No dijo más y se fue.
—Xodar —murmuré—, ya has oído lo que manda Issus, pero no temas que por mi parte pretenda llevar a cabo sus crueles órdenes. Tú eres un valiente, Xodar y a ti te incumbe consentir o no que te humillen de esa manera, pero si yo fuera tú acudiría a mi energía y desafiaría a mis enemigos.
—He meditado acerca de eso, John Carter —dijo—, y también sobre las nuevas ideas que has imbuido en mi cerebro. Poco a poco he estado comparando las cosas de que me hablaste, y que me sonaron a espantosas blasfemias con las que he visto en mi vida pasada, sin atreverme a pensar por miedo a atraer sobre mí la maldición de la diosa, y ahora no me cabe duda de que Issus es un engaño y de que su divinidad no existe. Es tan divina como tú y yo. Además, te concedo que los Primeros Nacidos no son más sagrados que los Sagrados Thern y que estos en cuanto a santidad tienen la misma que los hombres rojos.
»Todo el conjunto de nuestra religión se basa en una creencia supersticiosa que, por desgracia nuestra, pesa sobre nosotros por obra de los que directamente nos dominan, y para cuyo beneficio y grandeza personales conviene que continuemos creyendo lo que a ellos les interesa hacernos creer. Pero ya estoy dispuesto a deshacerme de las ligaduras que me ataban y a desafiar a la misma Issus, a pesar de que no puedo imaginarme qué beneficio obtendremos de ello. Los Primeros Nacidos, dioses o mortales, son una raza poderosa, de las garras de la cual nos será imposible escapar. ¡Ah!, para nosotros no hay salvación.

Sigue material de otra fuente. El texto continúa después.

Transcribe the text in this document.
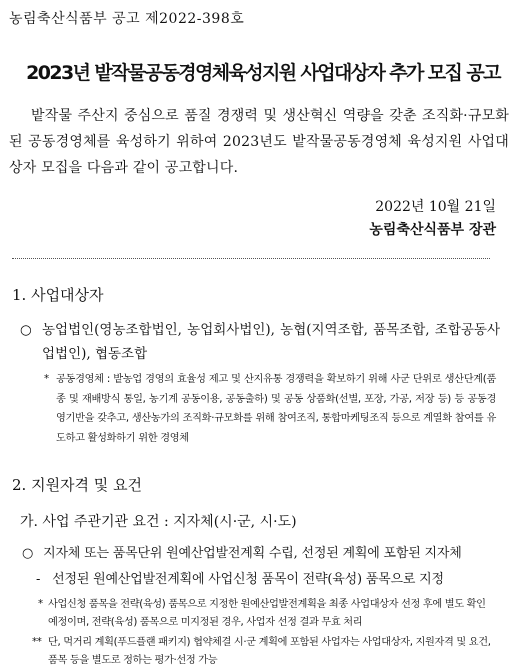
농림축산식품부 공고 제2022-398호
2023년 밭작물공동경영체육성지원 사업대상자 추가 모집 공고

밭작물 주산지 중심으로 품질 경쟁력 및 생산혁신 역량을 갖춘 조직화·규모화된 공동경영체를 육성하기 위하여 2023년도 밭작물공동경영체 육성지원 사업대상자 모집을 다음과 같이 공고합니다.

2022년 10월 21일
농림축산식품부 장관
1. 사업대상자
○ 농업법인(영농조합법인, 농업회사법인), 농협(지역조합, 품목조합, 조합공동사업법인), 협동조합
* 공동경영체 : 밭농업 경영의 효율성 제고 및 산지유통 경쟁력을 확보하기 위해 사군 단위로 생산단계(품종 및 재배방식 통일, 농기계 공동이용, 공동출하) 및 공동 상품화(선별, 포장, 가공, 저장 등) 등 공동경영기반을 갖추고, 생산농가의 조직화·규모화를 위해 참여조직, 통합마케팅조직 등으로 계열화 참여를 유도하고 활성화하기 위한 경영체
2. 지원자격 및 요건
가. 사업 주관기관 요건 : 지자체(시·군, 시·도)
○ 지자체 또는 품목단위 원예산업발전계획 수립, 선정된 계획에 포함된 지자체
- 선정된 원예산업발전계획에 사업신청 품목이 전략(육성) 품목으로 지정
* 사업신청 품목을 전략(육성) 품목으로 지정한 원예산업발전계획을 최종 사업대상자 선정 후에 별도 확인 예정이며, 전략(육성) 품목으로 미지정된 경우, 사업자 선정 결과 무효 처리
** 단, 먹거리 계획(푸드플랜 패키지) 협약체결 시·군 계획에 포함된 사업자는 사업대상자, 지원자격 및 요건, 품목 등을 별도로 정하는 평가·선정 가능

—De otros atolladeros peores he salido con bien, amigo —repliqué—, y mientras tenga aliento no pierdo la esperanza de que huyamos de esta isla por muy retirada que se halle en el mar de Omean.
—¡Ilusiones! ¿Acaso no te has fijado aún en las cuatro paredes de esta mazmorra? Palpa su resbaladiza superficie —añadió tocando la sólida roca de que se componían— y observa que no tiene la menor grieta ni el más ligero saliente que nos permita escalarla para llegar hasta lo alto.
Me sonreí.
—No te preocupes de eso, Xodar —respondí—. Te garantizo que treparé por ese muro y vendrás conmigo, si tú me ayudas con tu conocimiento de las costumbres de este país a elegir la ocasión oportuna para fugamos, y me guías al pozo que conduce desde la bóveda de este mar abismal a la luz y al aire puro del Dios verdadero.
—La noche es el mejor momento y el que nos ofrece la única probabilidad de escaparnos, bien remota por cierto. Entonces los hombres descansan, y sólo una docena de vigilantes dormitan en las cofas de los acorazados. En los cruceros y en las naves menores no se queda nadie de guardia porque los centinelas de los buques grandes bastan para enterarse de todo. Ahora es de noche.
—Pero —exclamé—. ¿Cómo puede ser de noche, si no está oscuro? Xodar se sonrió.
—Te olvidas —dijo— que nos hallamos muy lejos y debajo del suelo. La luz del sol nunca penetra aquí. En el fondo de Omean jamás se reflejan la luna ni las estrellas. La claridad fosforescente que ves ahora invadiendo esta gran caverna subterránea proviene de las rocas que forman su cúpula, y ni un instante falta en Omean, así como las olas, que tanta extrañeza te habrán producido, ruedan sin cesar en un mar salvaje.
»Cuando es de noche en el mundo de arriba y a la hora marcada, aquí abajo la gente, retenida en estos abismos por sus deberes, se entrega al reposo, aunque la luz sea la misma.
—Siento que nuestra evasión no presente mayores dificultades —exclamé, encogiéndome de hombros—, porque no tendrá mérito alguno hacer una cosa tan sencilla.
—Durmamos primero —aconsejó Xodar—, y al despertarnos mañana decidiremos el plan de fuga.
En efecto, nos echamos en el duro piso de piedra de nuestro calabozo y nos dormimos como lo hacen los hombres fatigados.